Converting to HTML 5
Converting from 2000 W3C standard HTML
(Some links on this page take you to details in the HTML Tag Reference. Bookmark this page in your Favorites so you can come back to it later.)
Converting to HTML 5 polyglot code from a strict implementation of the previous version of HTML is as simple as 1-2-3:
- Remove the PUBLIC FPI and SYSTEM identifiers from the DOCTYPE declaration.
- Replace any obsolete or deprecated HTML tags or constructs with HTML code that is compliant with the HTML 5 standard. For example, make sure that any set of <col> tags for HTML table columns always have a colgroup element as their parent.
- Start taking advantage of new features of HTML 5, such as converting from <div> tags to HTML 5 sectioning tags.
Converting from 20th Century versions of HTML (prior to 2000)
Converting from earlier versions of HTML or transitional HTML code requires more extensive changes, since there were significant changes to the HTML standard between 1997 and 2000 in order to support XML-based parsers, mobile devices with stricter parsing rules, cacheable client-side templates and aggregation with other types of content such as RSS feeds.
- Make sure the document starts with an xml declaration and a DOCTYPE declaration.
- Make sure the <html> top element tag includes the
xmlns="http://www.w3.org/1999/xhtml"
attribute. (The namespace URI for xHTML and later verions of HTML includes the year "1999" because it was assigned that year while the W3C HTML Recommendation released in 2000 was still being developed.) - Make sure that all tags are matched with end tags, or are self-closed with
/>
. Make sure the element names in the start and end tags match and are lower case. Make sure that all attribute values are enclosed in quotation marks. Make sure boolean attributes are coded in their full form using the attribute name in quotes as the value (
attribute="attribute"
) when the value is true and completely omitting it when the value is false. The full form will be properly understood by web browsers parsing polyglot documents with either the HTML syntax or the XML syntax of HTML 5. Avoid using a minimized form for boolean attributes, such asselected
, or values with an empty string, such as inselected=""
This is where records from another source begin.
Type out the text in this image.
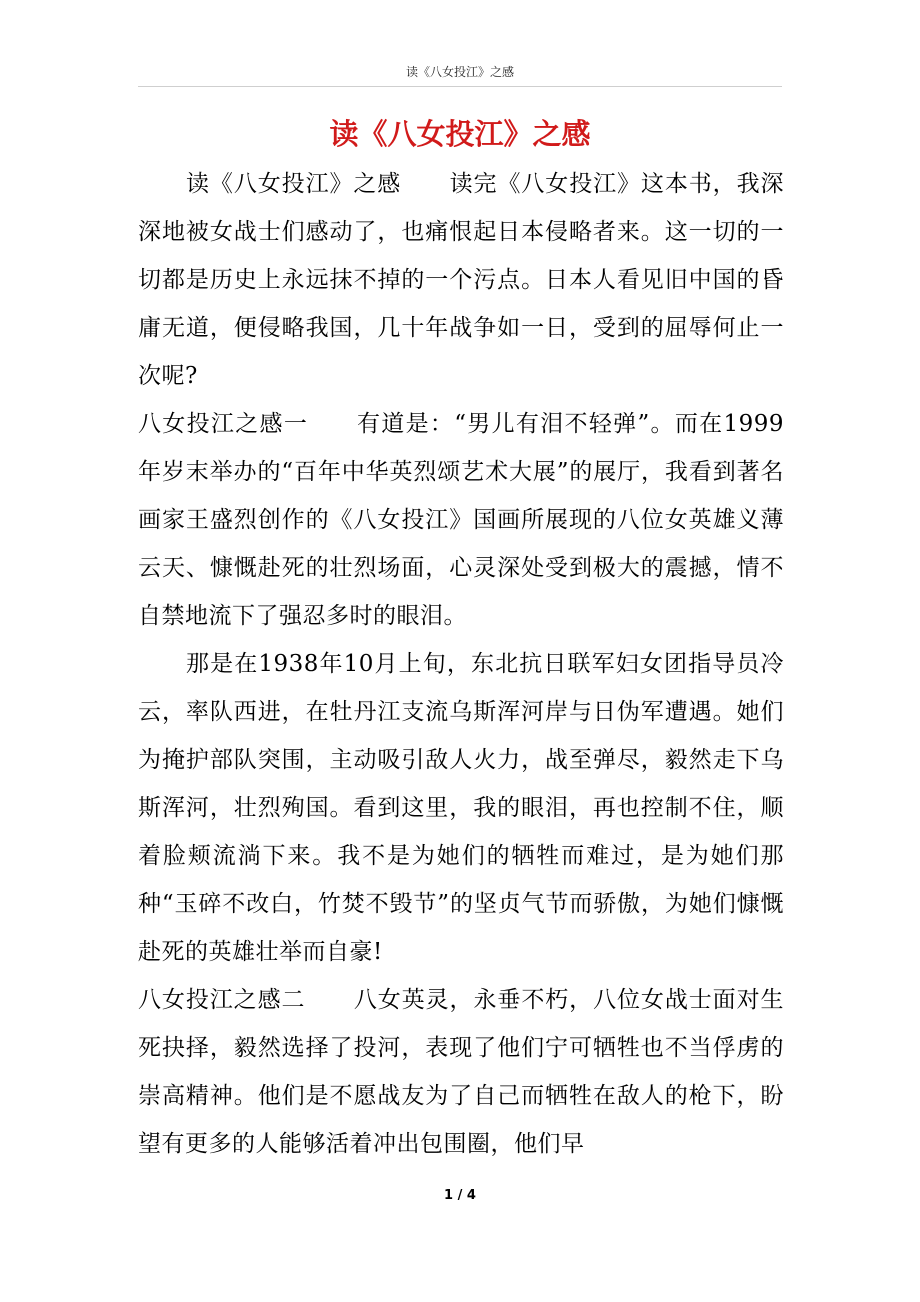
读《八女投江》之感
读《八女投江》之感

读《八女投江》之感 读完《八女投江》这本书，我深深地被女战士们感动了，也痛恨起日本侵略者来。这一切的一切都是历史上永远抹不掉的一个污点。日本人看见旧中国的昏庸无道，便侵略我国，几十年战争如一日，受到的屈辱何止一次呢?

八女投江之感一 有道是：“男儿有泪不轻弹”。而在1999年岁末举办的“百年中华英烈颂艺术大展”的展厅，我看到著名画家王盛烈创作的《八女投江》国画所展现的八位女英雄义薄云天、慷慨赴死的壮烈场面，心灵深处受到极大的震撼，情不自禁地流下了强忍多时的眼泪。

那是在1938年10月上旬，东北抗日联军妇女团指导员冷云，率队西进，在牡丹江支流乌斯浑河岸与日伪军遭遇。她们为掩护部队突围，主动吸引敌人火力，战至弹尽，毅然走下乌斯浑河，壮烈殉国。看到这里，我的眼泪，再也控制不住，顺着脸颊流淌下来。我不是为她们的牺牲而难过，是为她们那种“玉碎不改白，竹焚不毁节”的坚贞气节而骄傲，为她们慷慨赴死的英雄壮举而自豪!

八女投江之感二 八女英灵，永垂不朽，八位女战士面对生死抉择，毅然选择了投河，表现了他们宁可牺牲也不当俘虏的崇高精神。他们是不愿战友为了自己而牺牲在敌人的枪下，盼望有更多的人能够活着冲出包围圈，他们早

1 / 4
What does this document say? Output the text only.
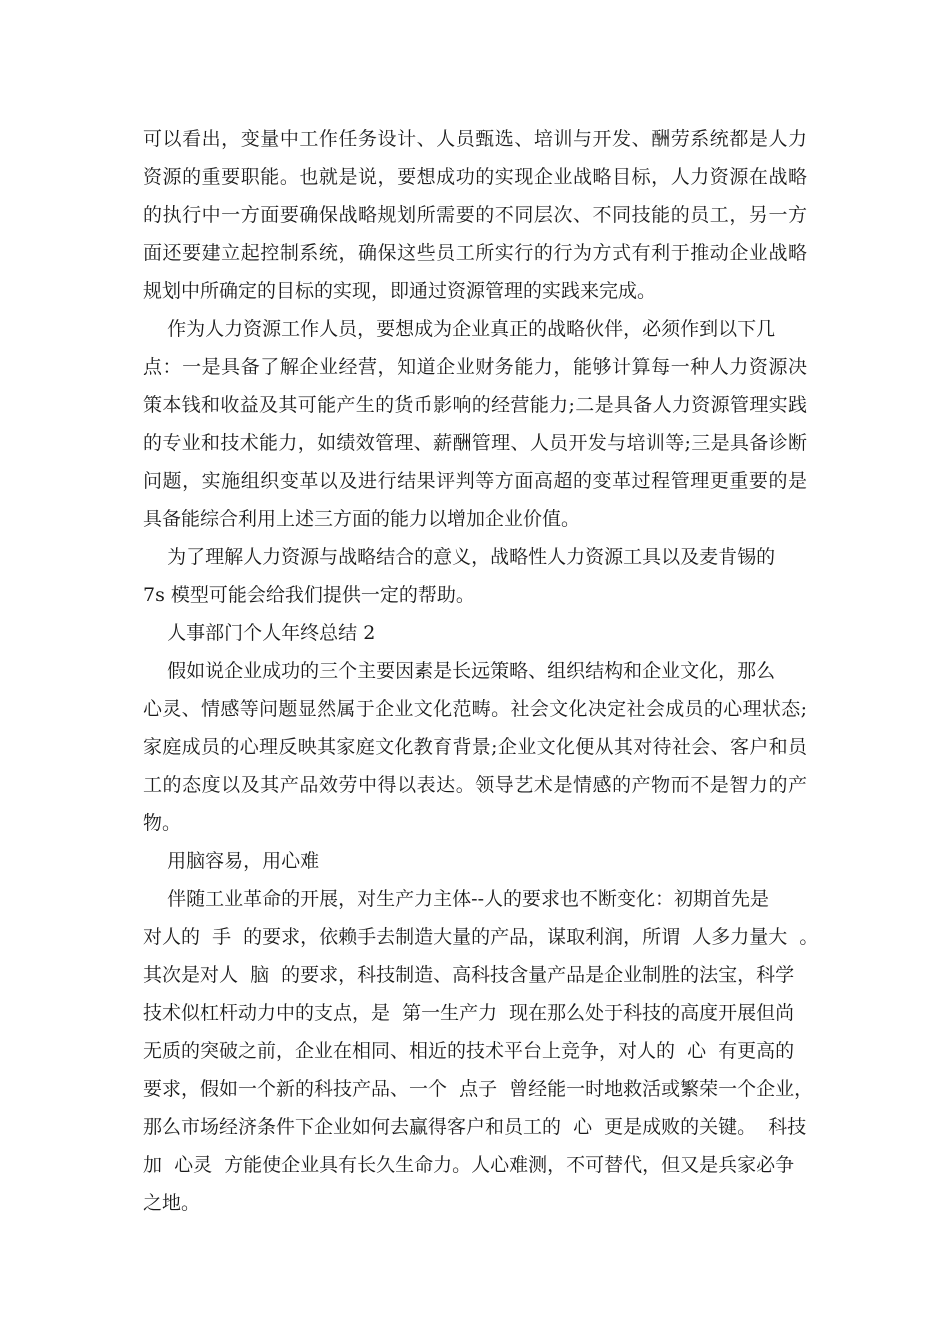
可以看出，变量中工作任务设计、人员甄选、培训与开发、酬劳系统都是人力
资源的重要职能。也就是说，要想成功的实现企业战略目标，人力资源在战略
的执行中一方面要确保战略规划所需要的不同层次、不同技能的员工，另一方
面还要建立起控制系统，确保这些员工所实行的行为方式有利于推动企业战略
规划中所确定的目标的实现，即通过资源管理的实践来完成。
作为人力资源工作人员，要想成为企业真正的战略伙伴，必须作到以下几
点：一是具备了解企业经营，知道企业财务能力，能够计算每一种人力资源决
策本钱和收益及其可能产生的货币影响的经营能力;二是具备人力资源管理实践
的专业和技术能力，如绩效管理、薪酬管理、人员开发与培训等;三是具备诊断
问题，实施组织变革以及进行结果评判等方面高超的变革过程管理更重要的是
具备能综合利用上述三方面的能力以增加企业价值。
为了理解人力资源与战略结合的意义，战略性人力资源工具以及麦肯锡的
7s 模型可能会给我们提供一定的帮助。
人事部门个人年终总结 2
假如说企业成功的三个主要因素是长远策略、组织结构和企业文化，那么
心灵、情感等问题显然属于企业文化范畴。社会文化决定社会成员的心理状态;
家庭成员的心理反映其家庭文化教育背景;企业文化便从其对待社会、客户和员
工的态度以及其产品效劳中得以表达。领导艺术是情感的产物而不是智力的产
物。
用脑容易，用心难
伴随工业革命的开展，对生产力主体--人的要求也不断变化：初期首先是
对人的  手  的要求，依赖手去制造大量的产品，谋取利润，所谓  人多力量大  。
其次是对人  脑  的要求，科技制造、高科技含量产品是企业制胜的法宝，科学
技术似杠杆动力中的支点，是  第一生产力  现在那么处于科技的高度开展但尚
无质的突破之前，企业在相同、相近的技术平台上竞争，对人的  心  有更高的
要求，假如一个新的科技产品、一个  点子  曾经能一时地救活或繁荣一个企业，
那么市场经济条件下企业如何去赢得客户和员工的  心  更是成败的关键。  科技
加  心灵  方能使企业具有长久生命力。人心难测，不可替代，但又是兵家必争
之地。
, which XPath treats as false rather than true.Note that the HTML 5 specifications explicitly state that:
The values "true" and "false" are not allowed on boolean attributes.
This is because browsers that look at the coded value for boolean attributes would treat the string
"false"
as false while browsers that only look for the presence or absence of the attribute would treat that code as true, resulting in very inconsistent behavior.Boolean attributes that may need to be changed include:
async
- change to
async="async"
checked
- change to
checked="checked"
compact
- change to
compact="compact"
declare
- change to
declare="declare"
defer
- change to
defer="defer"
disabled
- change to
disabled="disabled"
ismap
- change to
ismap="ismap"
multiple
- change to
multiple="multiple"
noresize
- change to
noresize="noresize"
noshade
- change to
noshade="noshade"
nowrap
- change to
nowrap="nowrap"
open
- change to
open="open"
readonly
- change to
readonly="readonly"
required
- change to
required="required"
reversed
- change to
reversed="reversed"
scoped
- change to
scoped="scoped"
selected
- change to
selected="selected"
Note that "true"
and "false"
are valid values for some non-boolean attributes, in particular enumerated attributes such as the draggable
attribute.
Detecting which version of HTML is being used
A good way to determine which version of HTML a web site is using is to submit the URL of the web site to the W3C Markup Validation Service. Possible results include:
- HTML5
- indicates that the site has already been converted to HTML 5. For example, Google's web site is using HTML 5.
- XHTML 1.0 Strict
- indicates that the site is using the 2000 W3C standard version of HTML. For example, the W3C web site itself adheres to that standard.
- XHTML 1.0 Transitional or HTML 4.01 Transitional
- indicates that the site is using a transitional format between the 1997 HTML 4 standard and the 2000 W3C standard version of HTML. For example, AltaVista uses the HTML 4.01 Transitional format and Microsoft's web site uses the XHTML 1.0 Transitional format. A web site that is using the 2000 XHTML 1.0 Transitional format is easier to convert to HTML 5 than one that is using the 1997 HTML 4.01 Transitional format.
- HTML 4.01 Strict
- indicates that the site is using the older 1997 HTML 4 version of HTML. For example, the Yahoo! web site uses the older HTML standard.
- indicates that the site is using a transitional format between the 1997 HTML 4 standard and the 2000 W3C standard version of HTML. For example, Microsoft's web site uses this transitional format.
If the W3C HTML validator reports any errors while checking the HTML syntax of your own web site, fixing those errors will make the rest of the conversion to HTML 5 go easier.